If Lamb is a lock for 145-155 targets this season, you’d have to assume Brandin Cooks is worth about 95-100, right? As the every-down boundary guy, you can expect him to get 6 targets a game on a passing offense that is going to be less focused on the TE as the second-best pass target and instead letting Dak rip shit to a guy who can beat people deep (like they used TY Hilton last year for) or be a boundary dominator who takes the wide side of the field (like how they used Amari Cooper, but with less of a ceiling). Cooks’ days as a perennial top-20 WR are most likely over, but there’s no reason why he can’t turn back time a little bit and still have some low-20s finishes this year. If the tight end room isn’t going to get the 130 targets it has in the past (it still might), Cooks can pick up some of that work and still be the main deep threat on the team. Noah Brown (not on the team) and Michael Gallup had a combined 102 targets last year, and I think Cooks gets a 70/30 cut of that, plus some of the Schultz vacated targets.

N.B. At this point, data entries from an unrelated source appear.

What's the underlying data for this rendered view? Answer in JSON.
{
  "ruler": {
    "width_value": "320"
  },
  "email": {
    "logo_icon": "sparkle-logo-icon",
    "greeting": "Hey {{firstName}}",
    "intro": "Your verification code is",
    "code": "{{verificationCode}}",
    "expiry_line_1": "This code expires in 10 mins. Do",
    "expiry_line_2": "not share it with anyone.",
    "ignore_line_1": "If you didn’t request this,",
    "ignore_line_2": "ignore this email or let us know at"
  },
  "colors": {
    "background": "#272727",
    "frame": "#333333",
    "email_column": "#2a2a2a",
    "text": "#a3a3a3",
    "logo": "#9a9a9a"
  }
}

I’m locking him in for about 95 targets, 60-65 catches for 850 yards. Just remember, with guys in this range, TDs matter so much: Donovan Peoples-Jones caught 61-97 targets for 839 yards. Why don’t you remember him doing so well? He had 3 TDs on the year and ended WR42. Double those TDs and DPJ scored as many fantasy points last season as Drake London, WR31. If Cooks gets 6TDs this season he’s a value.

Tight Ends

Lastly, let’s dive into the dreaded TE by committee room. Woof. The TE room last season had a combined 130 targets, and at this moment things seem to indicate that Jake Ferguson is running with the 1s, Luke Schoonmaker is with the 2s, and Peyton Hendershot is the depth guy. Of course, with a high-powered running attack, there’s a higher likelihood we see all three this year more often. Let’s first off remember that the system is changing slightly, and the old reliable TE, Dalton Schultz, is gone. Schultz had target totals of 89, 104, and 89 in his three years as a starter in Dallas. Jake Ferguson isn’t going to get 89 targets on this offense, even if Dak just has a target lock on big boys running routes. Schultz did have the most red zone pass attempts thrown to him among all TEs (tied with George Kittle- 10). This seems to help Hendershot, who usually comes in as the second TE. Hendershot had 11 receptions, 2 of which were in the red zone, and on those 11 catches, he had 3 TDs. I think we check in on which Dallas TE is the second TE on run plays early on in the season, and hammer TDs on him in DFS because he’s gonna get the short-yardage scores. It could be any of them, but I think Ferguson is the one that plays every snap.

Schultz was averaging almost 6 targets a game, and between the three of these guys, I think you can expect about that. I’d say it’s probably 3-4 to Ferguson, 1-2 to TE2, and TE3 is an injury fill-in/jumbo package specialist that might pop off for one at some point.

The role (if filled by a singular player) is juicy, it really is. However, I’m not sure I want to try to spin the wheel in redraft to try to find out who it might be, because I think all of them get enough work to cut into the upside of the others.